High prices are baked into the cake of discretionary retail in Australia. A geographically remote, if affluent, market of 24 million that's not a member of any major free-trade bloc and whose currency has swung from $0.60 to $1.10 over the past decade, it's simply too small and challenging for many international retailers to play hard in.
That's been the bane of Australian shoppers since 1790, when one of the first shops to set up in the newly established convict settlement found trouble selling its stock of grocery, glass, millinery, perfume and stationery at prices sufficient to cover its costs. Subsequent players have encountered similar issues: The local affiliate of Britain's Topshop went into administration earlier this year six years after arriving, while invasion attempts by Inditex SA's Zara and Forever 21 Inc. have also struggled.
Nonetheless, Amazon has some substantial advantages that local stores can't match. There's the famed fulfillment and logistics operation, which will really come into its own with the anticipated launch of Amazon Prime next year.

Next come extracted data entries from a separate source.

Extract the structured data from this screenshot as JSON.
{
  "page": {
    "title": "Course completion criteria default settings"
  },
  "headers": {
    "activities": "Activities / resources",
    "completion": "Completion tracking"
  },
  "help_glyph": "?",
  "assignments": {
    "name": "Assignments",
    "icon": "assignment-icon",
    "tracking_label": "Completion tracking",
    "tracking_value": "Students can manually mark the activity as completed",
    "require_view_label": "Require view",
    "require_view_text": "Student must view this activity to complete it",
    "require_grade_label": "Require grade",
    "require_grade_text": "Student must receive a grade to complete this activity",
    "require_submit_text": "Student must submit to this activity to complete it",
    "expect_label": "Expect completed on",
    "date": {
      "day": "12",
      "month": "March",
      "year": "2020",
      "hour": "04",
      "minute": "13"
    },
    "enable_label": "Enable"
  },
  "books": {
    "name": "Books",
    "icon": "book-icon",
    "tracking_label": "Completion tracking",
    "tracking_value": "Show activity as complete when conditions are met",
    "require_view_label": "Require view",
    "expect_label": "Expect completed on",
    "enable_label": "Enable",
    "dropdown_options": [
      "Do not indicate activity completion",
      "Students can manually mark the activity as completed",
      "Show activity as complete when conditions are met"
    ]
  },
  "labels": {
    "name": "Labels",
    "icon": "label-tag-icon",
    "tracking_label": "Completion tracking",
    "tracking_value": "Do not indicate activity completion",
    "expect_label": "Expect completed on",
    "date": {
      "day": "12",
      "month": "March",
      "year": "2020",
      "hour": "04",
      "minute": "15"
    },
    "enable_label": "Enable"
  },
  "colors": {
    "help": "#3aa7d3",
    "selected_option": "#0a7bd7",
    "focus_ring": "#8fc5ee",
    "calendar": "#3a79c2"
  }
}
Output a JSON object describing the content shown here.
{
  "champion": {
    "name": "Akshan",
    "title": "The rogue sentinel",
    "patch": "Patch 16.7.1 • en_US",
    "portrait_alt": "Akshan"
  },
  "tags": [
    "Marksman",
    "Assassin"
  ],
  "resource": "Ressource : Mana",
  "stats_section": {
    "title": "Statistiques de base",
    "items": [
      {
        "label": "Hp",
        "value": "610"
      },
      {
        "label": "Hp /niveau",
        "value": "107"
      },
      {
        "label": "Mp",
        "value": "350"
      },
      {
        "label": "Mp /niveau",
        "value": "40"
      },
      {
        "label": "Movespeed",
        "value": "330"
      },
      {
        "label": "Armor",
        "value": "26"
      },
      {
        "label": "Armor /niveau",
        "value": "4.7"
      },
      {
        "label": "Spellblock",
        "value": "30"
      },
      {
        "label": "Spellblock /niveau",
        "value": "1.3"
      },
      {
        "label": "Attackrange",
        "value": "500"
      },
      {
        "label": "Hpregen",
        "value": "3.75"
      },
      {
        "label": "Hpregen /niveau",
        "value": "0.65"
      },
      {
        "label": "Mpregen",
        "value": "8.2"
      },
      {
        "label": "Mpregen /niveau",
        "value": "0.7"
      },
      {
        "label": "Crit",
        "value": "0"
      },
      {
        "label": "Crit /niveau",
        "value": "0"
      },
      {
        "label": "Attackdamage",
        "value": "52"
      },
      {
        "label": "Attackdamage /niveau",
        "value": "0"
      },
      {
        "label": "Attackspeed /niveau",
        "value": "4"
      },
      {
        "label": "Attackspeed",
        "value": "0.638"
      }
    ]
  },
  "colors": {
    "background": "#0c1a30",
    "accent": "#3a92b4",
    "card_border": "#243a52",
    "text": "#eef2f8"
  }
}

More importantly, there's scale: Estee Lauder Cos.' $12 billion in annual revenue looks enormous next to the A$2.6 billion of homegrown department store Myer Holdings Ltd., so Myer is playing a weak hand if it tries to negotiate a good local price on MAC foundation. Amazon, with $161 billion of revenue, has enough market power to set its own terms -- and that's even before it starts undercutting branded suppliers with its own private-label goods.
The real question for local rivals is whether Bezos chooses to wreak the damage he certainly could. For more than two decades, Australia was ignored by Seattle as the Amazon juggernaut flattened more and more sectors of its core markets, rather than expanding into new ones. Between 2000 and 2013, the only major attempt at opening up a geographic market outside the European Union and Nafta was an unsuccessful bridgehead into China.
Its more aggressive expansions since then -- into India and Brazil but particularly the more marginal locations like Singapore and Australia -- can be read as attempts to knock out Alibaba Group Holding Ltd. before it establishes a foothold. Should Jack Ma's attention remain on his home market, as seems likely, Amazon may find it has bigger fish to fry than laying waste to Australia's rag trade.
In the meantime, the best way to play the end of the world for antipodean retail is probably to focus on the sectors where Amazon's impact has traditionally been weaker. Electrical goods stores like JB Hi-Fi Ltd. and Harvey Norman Ltd. have rightly sold off over the past year while car dealerships such as AP Eagers Ltd. and Automotive Holdings Group Ltd. have been more immune.
Nick Scali Ltd. and Super Retail Group Ltd. have slumped in line with the electronics stores. Given their focus on sectors like furniture, outdoor goods and hardware, where Amazon has hitherto been less destructive, that might be an overreaction. Even the most devastating meteorite impact leaves a few species intact.
This column does not necessarily reflect the opinion of Bloomberg LP and its owners.
David Fickling is a Bloomberg Gadfly columnist covering commodities, as well as industrial and consumer companies. He has been a reporter for Bloomberg News, Dow Jones, the Wall Street Journal, the Financial Times and the Guardian.
Kindle has had a virtual store in Australia since
To be sure, it's not only foreign players that have been caught by Australia's retail sector. OrotonGroup Ltd., which once aspired to be a local answer to luxury handbag maker Coach and ran the Gap Inc.'s local franchise, collapsed into administration just last week.